Figures & data
Figure 1. Measures of clinical toxicity. (A) Percentage of rats with grade 0, 1, 2, and 3 diarrhea between 6 and 120 h following irinotecan (175 mg/kg ip) administration. (B) Percentage change in weight from baseline to 120 h in rats following vehicle control (sorbitol/lactic acid buffer: 45 mg/mL sorbitol/0.9 mg/mL lactic acid, pH 3.4) or irinotecan (175 mg/kg ip). *P < 0.01 vs. 120 h, **P < 0.0001 vs. 24 h and 120 h. A one-way analysis of variance with Tukey’s post hoc was performed to determine significance (n = 39).
Figure 2. Irinotecan administration causes severe histological damage in the jejunum and colon of DA rats. Characteristic apoptotic bodies are visible at 6 and 96 h post-irinotecan. Gross architectural changes (villous blunting and crypt degeneration) are evident at 24 h, but are most severe at 48 and 72 h hours. Restoration of the epithelium is evident at 120 h, indicated by mitotically active cells. Original magnification 200× (villus) and 400× (crypt).
Figure 3. Irinotecan causes molecular defects in all claudin-1 and occludin in the jejunum of the DA rat. There was no statistically significant change in ZO-1 protein expression in the jejunum. Claudin-1 protein expression was significantly decreased 6 h following irinotecan administration, while occludin expression was downregulated in jejunal crypt epithelium 48 h following treatment. ZO-1, claudin-1, and occludin protein expression was analyzed apical villus, basal villus, and crypt epithelium of the jejunum. Staining intensity was analyzed in a blinded fashion (HR Wardill and RJ Gibson) using a validated semi-quantitative grading system.Citation55 A Kruskall–Wallis with a Dunn multiple comparison was performed to determine significance. Data presented as median values (n = 39); ●■□ P < 0.05 vs. control, ●* P < 0.05 vs. 6 h.

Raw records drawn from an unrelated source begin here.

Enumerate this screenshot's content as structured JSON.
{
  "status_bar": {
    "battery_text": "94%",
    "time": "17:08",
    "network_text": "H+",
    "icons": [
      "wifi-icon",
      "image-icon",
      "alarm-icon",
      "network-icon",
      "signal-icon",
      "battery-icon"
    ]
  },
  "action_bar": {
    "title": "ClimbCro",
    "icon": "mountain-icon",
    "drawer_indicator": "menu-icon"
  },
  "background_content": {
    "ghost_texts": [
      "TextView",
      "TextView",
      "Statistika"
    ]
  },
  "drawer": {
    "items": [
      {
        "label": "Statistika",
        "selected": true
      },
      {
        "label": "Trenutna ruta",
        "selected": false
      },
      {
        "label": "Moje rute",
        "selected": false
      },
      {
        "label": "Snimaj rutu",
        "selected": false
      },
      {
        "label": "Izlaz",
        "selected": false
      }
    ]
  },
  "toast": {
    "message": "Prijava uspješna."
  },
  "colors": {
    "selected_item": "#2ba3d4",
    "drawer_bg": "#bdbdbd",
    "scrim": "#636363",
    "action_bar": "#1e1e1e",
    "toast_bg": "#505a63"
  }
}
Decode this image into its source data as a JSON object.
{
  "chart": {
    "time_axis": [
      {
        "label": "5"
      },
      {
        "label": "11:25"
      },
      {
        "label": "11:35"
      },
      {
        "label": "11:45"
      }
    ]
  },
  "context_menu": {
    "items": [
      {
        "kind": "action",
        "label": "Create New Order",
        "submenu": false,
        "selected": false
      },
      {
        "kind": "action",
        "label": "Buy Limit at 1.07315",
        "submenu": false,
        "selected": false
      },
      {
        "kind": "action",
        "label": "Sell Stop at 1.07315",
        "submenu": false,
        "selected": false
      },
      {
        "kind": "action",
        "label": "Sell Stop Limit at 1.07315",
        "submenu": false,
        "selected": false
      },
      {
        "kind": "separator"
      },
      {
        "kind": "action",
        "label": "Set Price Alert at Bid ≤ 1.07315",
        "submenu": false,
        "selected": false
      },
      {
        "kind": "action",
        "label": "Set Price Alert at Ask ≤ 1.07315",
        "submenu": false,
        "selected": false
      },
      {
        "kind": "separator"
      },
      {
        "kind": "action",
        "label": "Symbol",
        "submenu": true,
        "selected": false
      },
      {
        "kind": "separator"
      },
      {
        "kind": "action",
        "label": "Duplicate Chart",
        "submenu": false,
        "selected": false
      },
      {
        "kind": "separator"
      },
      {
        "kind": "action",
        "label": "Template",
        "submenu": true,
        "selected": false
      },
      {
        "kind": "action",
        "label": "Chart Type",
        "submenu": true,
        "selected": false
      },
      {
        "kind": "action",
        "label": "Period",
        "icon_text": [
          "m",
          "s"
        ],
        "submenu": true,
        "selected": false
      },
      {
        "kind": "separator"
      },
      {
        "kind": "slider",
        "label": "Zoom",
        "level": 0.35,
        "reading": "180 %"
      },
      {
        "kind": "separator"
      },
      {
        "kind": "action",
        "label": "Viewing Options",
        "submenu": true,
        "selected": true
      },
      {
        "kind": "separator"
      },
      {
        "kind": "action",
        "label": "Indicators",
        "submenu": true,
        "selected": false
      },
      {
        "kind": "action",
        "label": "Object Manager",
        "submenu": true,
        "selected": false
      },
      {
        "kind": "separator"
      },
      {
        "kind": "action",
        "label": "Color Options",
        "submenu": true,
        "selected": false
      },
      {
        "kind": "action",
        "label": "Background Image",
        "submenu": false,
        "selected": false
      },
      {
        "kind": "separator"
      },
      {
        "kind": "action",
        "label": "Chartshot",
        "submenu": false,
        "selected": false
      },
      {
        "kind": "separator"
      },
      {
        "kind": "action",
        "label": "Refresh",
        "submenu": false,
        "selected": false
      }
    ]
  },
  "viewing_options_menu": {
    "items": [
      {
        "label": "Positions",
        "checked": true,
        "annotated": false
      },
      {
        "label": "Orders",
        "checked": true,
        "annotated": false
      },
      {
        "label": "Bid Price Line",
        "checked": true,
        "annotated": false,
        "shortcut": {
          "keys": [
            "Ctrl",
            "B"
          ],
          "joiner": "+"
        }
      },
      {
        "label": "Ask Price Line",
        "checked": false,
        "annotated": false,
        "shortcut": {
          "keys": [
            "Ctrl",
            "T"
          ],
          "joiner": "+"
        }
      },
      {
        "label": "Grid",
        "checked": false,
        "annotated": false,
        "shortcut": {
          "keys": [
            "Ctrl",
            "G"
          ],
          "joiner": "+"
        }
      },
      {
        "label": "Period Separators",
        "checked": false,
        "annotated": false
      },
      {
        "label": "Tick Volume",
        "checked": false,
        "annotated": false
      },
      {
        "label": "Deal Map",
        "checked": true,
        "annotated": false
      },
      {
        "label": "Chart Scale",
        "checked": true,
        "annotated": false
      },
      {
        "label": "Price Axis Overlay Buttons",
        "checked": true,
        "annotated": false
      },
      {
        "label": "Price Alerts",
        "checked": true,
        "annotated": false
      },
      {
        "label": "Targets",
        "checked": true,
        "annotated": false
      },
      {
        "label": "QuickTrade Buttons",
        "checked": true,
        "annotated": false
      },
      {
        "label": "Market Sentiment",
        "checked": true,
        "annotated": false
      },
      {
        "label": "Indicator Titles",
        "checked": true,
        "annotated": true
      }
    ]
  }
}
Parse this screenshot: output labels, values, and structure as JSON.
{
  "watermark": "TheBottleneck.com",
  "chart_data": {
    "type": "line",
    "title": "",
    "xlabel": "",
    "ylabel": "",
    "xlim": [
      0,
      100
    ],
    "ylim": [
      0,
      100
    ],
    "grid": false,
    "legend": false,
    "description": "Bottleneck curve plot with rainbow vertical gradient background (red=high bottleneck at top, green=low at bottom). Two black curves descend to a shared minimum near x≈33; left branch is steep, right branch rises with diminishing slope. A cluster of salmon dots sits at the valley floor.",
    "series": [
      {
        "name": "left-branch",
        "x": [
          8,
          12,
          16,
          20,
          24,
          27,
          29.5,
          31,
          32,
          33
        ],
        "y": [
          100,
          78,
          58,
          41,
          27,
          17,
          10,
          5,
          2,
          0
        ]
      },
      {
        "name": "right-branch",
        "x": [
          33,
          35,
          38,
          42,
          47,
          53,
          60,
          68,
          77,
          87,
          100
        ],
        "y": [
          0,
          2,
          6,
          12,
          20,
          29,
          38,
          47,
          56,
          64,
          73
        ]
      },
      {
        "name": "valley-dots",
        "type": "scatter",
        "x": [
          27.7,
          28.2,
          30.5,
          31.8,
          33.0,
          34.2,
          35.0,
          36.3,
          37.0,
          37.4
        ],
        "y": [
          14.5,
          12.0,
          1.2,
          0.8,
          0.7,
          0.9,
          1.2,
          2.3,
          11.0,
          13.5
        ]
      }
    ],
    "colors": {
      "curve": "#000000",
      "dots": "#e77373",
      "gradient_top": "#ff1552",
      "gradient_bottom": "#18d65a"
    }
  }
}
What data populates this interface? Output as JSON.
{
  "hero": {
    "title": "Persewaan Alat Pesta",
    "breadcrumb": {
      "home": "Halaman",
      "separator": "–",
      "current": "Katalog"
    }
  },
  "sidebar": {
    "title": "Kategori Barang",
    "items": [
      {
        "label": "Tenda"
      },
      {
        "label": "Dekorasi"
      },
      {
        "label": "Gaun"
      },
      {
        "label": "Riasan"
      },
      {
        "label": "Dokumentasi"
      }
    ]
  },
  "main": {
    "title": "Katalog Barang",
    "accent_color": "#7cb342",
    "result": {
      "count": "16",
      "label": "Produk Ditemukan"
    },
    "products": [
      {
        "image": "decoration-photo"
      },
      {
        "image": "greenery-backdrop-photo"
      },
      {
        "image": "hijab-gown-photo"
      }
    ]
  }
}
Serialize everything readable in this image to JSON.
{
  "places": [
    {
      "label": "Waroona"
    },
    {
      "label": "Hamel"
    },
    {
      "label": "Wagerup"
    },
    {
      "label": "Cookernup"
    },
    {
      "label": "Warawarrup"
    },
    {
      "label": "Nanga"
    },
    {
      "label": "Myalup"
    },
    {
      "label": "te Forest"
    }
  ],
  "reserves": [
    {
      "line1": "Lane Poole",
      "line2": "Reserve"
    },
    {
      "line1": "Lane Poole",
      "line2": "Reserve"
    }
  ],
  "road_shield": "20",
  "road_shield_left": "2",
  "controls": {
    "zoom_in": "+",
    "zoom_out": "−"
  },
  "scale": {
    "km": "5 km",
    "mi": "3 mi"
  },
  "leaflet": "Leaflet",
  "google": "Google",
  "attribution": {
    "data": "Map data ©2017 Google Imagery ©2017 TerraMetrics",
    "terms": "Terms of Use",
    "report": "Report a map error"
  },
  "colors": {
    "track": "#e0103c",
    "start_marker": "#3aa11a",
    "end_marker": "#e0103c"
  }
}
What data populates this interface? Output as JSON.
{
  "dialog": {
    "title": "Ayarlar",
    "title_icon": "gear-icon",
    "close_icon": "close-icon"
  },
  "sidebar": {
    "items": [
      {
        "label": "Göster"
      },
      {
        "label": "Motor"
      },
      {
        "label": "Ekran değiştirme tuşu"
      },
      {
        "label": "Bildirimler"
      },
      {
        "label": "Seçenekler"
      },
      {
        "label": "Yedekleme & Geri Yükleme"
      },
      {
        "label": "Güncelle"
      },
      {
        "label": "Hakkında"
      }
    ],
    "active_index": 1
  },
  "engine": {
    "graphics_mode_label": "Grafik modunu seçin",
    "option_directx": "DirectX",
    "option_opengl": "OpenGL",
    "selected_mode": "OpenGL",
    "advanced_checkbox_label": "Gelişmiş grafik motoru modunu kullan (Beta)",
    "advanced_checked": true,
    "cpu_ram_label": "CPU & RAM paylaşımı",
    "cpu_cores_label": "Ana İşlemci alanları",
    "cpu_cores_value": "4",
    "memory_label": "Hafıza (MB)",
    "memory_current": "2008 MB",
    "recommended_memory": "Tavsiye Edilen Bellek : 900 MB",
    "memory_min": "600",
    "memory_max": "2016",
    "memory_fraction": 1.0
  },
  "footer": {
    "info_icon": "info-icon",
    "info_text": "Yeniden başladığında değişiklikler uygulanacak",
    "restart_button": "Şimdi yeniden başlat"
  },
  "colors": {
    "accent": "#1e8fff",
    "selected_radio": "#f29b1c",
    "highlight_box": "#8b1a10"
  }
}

Figure 4. Irinotecan causes tight junction defects in the colon of DA rats. ZO-1 protein expression was significantly decreased in the apical crypt epithelium 96 h following chemotherapy. Irinotecan caused significant downregulation in claudin-1 protein expression in the apical crypt epithelium 24 h following treatment, while a significant decrease was observed 96 h following irinotecan in the crypt crypt epithelium of the colon. Significant downregulation in occludin protein expression was observed at 24 and 48 h following irinotecan administration in the apical and basal crypt epithelium. ZO-1, claudin-1, and occludin protein expression was analyzed in the basal and apical crypt epithelium of the colon. Staining intensity was analyzed in a blinded fashion (HR Wardill and RJ Gibson) using a validated semi-quantitative grading system.Citation55 A Kruskall–Wallis with a Dunn multiple comparison was performed to determine significance. Data presented as median values (n = 39); ■□ P < 0.05 vs. control.
Figure 5. Tight junction protein (ZO-1, claudin-1, and occludin) immunostaining in the colon at selected time points following irinotecan (175 mg/kg ip) administration. Photomicrographs taken at original magnification 400×.
Figure 6. Claudin-1 mRNA expression in the jejunum and colon of irinotecan-treated DA rats. Irinotecan caused an −8.3-fold change in claudin-1 mRNA expression in the jejunum 6 h following irinotecan followed by a 9.8-fold increase at 72 h. A −1.8 and −2.5-fold change in claudin-1 mRNA expression was observed in the colon of irinotecan treated DA rats at 6 h and 24 h, respectively. The fold change in mRNA expression values were used to create the graphs. All data are relative to internal controls (untreated animals, n = 4) and a validated housekeeping gene (UBC). Relative mRNA expression was calculated using the Pfaffl method of relative quantification. A one-way analysis of variance with the Tukey post hoc was performed to determine significance. Data presented as median values (n = 39); ■□ P < 0.05 vs. control, ■□*P < 0.05 vs. 6 h.